Appeal from the Circuit Court of Saline County; the Hon. C.E.
WRIGHT, Judge, presiding. Affirmed.
Rehearing denied June 30, 1962.
This cause is before us on an appeal from an order of the Circuit Court of Saline County affirming the order of the County Superintendent of Schools in his administrative decision granting a petition requiring an election to organize a community school district. On appeal in this Court the plaintiffs, Elementary School District No. 77 of Williamson County, et als., state that there is no substantial evidence in the record upon which the opinion of the County Superintendent of Schools could be sustained; and that such order granting the petition requesting the election was contrary to the manifest weight of the evidence.
It appears from the record that a petition signed by more than 200 voters residing in the territory proposed for the Community School District was presented to the County Superintendent of Schools, requesting the calling of an election for the purpose of voting for or against the establishment of a Community School District in the territory. Hearings were held at which evidence was presented, and following the hearings the County Superintendent ordered an election to be held as prayed in the petition. The plaintiffs appealed from such order to the Circuit Court for a review under the Administrative Review Act, and now appeal to this Court following the Circuit Court order approving the action of the County Superintendent of Schools.

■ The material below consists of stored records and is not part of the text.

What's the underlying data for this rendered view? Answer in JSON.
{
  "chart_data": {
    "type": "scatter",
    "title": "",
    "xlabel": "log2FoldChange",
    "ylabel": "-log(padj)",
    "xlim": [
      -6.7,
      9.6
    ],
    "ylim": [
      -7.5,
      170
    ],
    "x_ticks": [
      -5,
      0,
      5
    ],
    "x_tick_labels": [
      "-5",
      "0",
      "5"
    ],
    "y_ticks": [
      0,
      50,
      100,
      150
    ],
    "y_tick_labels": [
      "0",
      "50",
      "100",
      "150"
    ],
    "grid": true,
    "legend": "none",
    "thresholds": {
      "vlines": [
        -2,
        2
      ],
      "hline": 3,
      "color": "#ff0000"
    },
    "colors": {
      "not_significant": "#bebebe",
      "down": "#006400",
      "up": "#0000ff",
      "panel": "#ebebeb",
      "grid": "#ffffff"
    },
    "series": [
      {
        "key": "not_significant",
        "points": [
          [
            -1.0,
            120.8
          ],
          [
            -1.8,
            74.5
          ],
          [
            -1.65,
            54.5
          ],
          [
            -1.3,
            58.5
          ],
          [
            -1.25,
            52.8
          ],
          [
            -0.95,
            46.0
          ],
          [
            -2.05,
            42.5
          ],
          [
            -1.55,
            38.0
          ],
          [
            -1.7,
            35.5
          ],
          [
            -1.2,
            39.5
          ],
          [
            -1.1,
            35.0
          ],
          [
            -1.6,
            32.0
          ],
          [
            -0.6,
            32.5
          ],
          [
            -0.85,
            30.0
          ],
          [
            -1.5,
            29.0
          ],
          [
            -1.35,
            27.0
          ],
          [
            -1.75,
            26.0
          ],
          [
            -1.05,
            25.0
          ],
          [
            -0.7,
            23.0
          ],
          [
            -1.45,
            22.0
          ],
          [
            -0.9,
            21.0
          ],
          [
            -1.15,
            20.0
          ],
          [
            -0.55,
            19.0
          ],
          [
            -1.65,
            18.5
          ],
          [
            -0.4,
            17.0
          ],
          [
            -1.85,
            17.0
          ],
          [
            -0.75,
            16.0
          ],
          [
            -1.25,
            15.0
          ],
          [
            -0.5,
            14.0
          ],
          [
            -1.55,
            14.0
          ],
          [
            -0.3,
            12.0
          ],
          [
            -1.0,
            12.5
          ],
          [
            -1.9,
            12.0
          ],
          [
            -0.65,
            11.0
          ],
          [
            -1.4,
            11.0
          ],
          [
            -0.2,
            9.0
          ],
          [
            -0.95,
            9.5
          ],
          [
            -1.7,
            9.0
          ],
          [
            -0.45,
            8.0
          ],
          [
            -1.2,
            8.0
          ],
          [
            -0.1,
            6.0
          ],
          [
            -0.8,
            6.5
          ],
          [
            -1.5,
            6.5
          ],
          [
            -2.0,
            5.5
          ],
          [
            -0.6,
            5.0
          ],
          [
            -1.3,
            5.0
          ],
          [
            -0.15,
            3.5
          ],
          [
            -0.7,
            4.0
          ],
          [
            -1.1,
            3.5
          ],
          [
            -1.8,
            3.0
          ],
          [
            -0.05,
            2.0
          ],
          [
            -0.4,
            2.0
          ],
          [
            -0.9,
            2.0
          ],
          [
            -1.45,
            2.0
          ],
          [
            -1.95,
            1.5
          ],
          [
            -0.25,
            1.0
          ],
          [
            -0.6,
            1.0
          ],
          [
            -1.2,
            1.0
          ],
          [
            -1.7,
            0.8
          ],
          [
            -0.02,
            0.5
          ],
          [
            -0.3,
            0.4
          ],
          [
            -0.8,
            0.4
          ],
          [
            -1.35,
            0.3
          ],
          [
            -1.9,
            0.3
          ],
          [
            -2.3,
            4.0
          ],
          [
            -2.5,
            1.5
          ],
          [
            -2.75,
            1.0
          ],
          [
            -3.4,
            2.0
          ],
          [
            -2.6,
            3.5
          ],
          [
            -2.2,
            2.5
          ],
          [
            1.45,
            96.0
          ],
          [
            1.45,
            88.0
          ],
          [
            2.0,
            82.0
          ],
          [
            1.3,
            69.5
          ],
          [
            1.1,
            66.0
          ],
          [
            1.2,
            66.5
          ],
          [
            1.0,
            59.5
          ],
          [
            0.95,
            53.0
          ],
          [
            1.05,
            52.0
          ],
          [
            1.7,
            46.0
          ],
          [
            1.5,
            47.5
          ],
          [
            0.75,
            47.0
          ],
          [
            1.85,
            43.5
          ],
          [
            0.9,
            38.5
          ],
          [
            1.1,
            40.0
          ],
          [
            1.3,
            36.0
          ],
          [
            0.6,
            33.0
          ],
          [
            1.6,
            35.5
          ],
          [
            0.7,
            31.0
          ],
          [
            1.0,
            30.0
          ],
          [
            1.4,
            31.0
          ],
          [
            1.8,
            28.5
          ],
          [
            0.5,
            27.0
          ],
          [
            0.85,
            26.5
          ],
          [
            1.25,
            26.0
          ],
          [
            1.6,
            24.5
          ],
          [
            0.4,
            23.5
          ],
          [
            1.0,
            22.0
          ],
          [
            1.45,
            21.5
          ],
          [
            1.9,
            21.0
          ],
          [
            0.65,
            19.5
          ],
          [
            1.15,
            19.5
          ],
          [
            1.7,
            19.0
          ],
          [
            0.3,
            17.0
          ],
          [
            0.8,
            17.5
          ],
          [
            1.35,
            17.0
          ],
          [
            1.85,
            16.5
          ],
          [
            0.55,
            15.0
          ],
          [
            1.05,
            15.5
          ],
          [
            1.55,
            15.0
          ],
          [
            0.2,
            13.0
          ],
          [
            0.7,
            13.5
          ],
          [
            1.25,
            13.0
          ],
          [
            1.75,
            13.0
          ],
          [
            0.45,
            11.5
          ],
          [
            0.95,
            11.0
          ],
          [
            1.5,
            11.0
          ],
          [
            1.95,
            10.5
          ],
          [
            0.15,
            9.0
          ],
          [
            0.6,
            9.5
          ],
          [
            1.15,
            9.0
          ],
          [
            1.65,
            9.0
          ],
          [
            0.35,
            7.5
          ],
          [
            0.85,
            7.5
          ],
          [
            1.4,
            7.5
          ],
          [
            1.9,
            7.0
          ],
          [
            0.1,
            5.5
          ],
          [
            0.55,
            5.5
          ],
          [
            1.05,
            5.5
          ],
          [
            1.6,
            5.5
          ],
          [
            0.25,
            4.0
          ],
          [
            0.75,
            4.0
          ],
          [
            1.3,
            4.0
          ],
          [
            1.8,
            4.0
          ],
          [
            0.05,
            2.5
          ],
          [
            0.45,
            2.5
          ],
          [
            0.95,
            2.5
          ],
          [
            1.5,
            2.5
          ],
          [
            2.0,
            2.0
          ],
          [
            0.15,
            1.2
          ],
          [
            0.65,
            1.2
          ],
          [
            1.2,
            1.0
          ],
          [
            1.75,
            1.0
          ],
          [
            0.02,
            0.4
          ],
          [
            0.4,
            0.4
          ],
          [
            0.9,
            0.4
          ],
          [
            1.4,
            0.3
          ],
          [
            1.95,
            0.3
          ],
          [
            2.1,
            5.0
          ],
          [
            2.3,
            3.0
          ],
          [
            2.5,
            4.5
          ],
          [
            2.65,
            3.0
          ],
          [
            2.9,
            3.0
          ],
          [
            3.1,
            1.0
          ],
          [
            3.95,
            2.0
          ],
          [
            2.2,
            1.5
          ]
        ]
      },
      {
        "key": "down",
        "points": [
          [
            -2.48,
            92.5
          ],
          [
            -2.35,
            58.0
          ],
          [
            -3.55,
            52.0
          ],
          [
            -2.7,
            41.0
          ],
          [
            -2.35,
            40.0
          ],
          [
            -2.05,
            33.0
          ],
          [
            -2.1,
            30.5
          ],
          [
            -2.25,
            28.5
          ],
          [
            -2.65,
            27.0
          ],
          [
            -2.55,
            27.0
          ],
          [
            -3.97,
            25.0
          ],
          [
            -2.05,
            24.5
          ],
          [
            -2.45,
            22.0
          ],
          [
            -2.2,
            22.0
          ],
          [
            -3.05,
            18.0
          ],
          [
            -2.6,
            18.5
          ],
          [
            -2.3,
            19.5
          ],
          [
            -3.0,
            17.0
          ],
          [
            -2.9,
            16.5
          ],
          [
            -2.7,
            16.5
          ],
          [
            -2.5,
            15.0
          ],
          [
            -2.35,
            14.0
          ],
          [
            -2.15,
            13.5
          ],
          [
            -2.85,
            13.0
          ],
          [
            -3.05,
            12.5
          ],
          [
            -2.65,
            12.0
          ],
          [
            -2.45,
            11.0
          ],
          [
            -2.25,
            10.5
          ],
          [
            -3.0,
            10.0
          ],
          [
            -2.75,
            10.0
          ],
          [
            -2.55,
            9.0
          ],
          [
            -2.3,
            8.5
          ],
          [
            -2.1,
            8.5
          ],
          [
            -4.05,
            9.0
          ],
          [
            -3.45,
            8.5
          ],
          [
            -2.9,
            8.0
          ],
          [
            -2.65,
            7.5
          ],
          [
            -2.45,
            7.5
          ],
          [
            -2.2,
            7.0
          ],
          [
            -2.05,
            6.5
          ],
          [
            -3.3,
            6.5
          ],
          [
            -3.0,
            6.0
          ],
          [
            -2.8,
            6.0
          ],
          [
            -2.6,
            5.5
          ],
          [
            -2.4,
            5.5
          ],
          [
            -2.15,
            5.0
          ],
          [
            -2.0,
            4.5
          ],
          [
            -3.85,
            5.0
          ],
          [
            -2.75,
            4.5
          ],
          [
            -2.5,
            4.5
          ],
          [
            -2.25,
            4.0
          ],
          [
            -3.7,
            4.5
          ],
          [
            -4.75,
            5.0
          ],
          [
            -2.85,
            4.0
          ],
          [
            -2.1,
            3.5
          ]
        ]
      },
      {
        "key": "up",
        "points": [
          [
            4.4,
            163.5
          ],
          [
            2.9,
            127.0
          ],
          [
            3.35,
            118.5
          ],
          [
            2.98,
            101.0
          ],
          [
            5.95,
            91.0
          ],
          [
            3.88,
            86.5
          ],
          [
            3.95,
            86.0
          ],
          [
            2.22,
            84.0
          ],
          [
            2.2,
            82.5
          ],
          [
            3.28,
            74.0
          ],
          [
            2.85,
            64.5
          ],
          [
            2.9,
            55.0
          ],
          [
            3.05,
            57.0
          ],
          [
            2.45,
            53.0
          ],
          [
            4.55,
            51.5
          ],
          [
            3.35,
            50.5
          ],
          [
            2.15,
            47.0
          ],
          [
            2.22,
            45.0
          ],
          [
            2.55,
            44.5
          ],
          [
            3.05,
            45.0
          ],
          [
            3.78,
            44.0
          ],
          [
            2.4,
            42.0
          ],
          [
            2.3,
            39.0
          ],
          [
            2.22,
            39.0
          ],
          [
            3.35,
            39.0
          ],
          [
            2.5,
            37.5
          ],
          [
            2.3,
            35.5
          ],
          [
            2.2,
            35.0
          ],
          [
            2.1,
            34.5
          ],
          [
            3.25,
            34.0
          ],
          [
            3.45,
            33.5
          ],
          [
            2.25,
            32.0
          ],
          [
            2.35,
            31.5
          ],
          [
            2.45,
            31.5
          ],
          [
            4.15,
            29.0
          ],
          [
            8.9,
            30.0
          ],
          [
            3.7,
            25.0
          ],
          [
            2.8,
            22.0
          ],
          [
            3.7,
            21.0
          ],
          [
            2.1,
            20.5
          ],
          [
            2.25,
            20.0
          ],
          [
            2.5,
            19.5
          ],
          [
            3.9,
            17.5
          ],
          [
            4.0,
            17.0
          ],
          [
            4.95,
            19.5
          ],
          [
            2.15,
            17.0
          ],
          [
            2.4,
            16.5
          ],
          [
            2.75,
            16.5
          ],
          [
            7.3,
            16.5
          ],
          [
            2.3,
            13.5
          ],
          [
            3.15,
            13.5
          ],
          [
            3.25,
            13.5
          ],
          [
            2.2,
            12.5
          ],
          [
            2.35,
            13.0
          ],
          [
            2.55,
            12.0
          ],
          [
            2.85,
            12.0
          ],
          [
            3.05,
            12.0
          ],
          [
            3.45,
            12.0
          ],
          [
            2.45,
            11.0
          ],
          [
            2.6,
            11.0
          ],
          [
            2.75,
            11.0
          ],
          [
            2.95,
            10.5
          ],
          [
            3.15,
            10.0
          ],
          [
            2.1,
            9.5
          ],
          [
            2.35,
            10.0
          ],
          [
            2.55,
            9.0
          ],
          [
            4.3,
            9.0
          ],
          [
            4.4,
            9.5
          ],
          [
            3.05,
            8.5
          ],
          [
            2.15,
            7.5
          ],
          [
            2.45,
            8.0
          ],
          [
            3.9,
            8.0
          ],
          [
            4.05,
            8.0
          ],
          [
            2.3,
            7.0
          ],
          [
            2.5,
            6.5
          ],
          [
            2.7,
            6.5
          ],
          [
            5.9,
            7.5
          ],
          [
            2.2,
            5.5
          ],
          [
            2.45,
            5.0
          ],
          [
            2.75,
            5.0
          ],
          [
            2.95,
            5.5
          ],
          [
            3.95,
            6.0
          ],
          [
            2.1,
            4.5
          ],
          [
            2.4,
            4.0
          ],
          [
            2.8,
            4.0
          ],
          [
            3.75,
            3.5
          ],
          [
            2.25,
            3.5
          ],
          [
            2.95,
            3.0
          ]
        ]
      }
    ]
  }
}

[1-3] The written opinion of the Superintendent of Schools in which the election is ordered, discloses a comprehension of the issues and an understanding of the facts which were presented at the hearing. The basic argument of the appellants is that the findings and decision of the Superintendent are not supported by substantial evidence. Such findings are prima facie true and correct and there were facts in the evidence in the record upon which the opinions and conclusions were based. The finding of the Administrative Officer on such conclusions are presumptively or prima facie true and correct (Ill Rev Stats 1961, c 110, § 274), and it is within the province of the trier of the facts, such as the Superintendent, to make reasonable inference from established facts and such permissible inferences are not to be discarded by reviewing courts unless the inferences so drawn are unreasonable (Rosenfield v. Industrial Commission, 374 Ill. 176, 29 N.E.2d 102). There was an evidentiary basis for the finding of facts in the case before us and it is immaterial whether this Court would agree or disagree with the conclusions drawn from the facts on review in this Court (Onderisin v. Elgin, Joliet & Eastern Ry. Co., 20 Ill. App.2d 73, 155 N.E.2d 338).
We find no basis in the record to support the contention that the findings and decision of the Superintendent of Schools are contrary to the manifest weight of the evidence. It is, therefore, our conclusion that the order of the Circuit Court of Saline County was proper and should be affirmed.
HOFFMAN, P.J. and SCHEINEMAN, J., concur.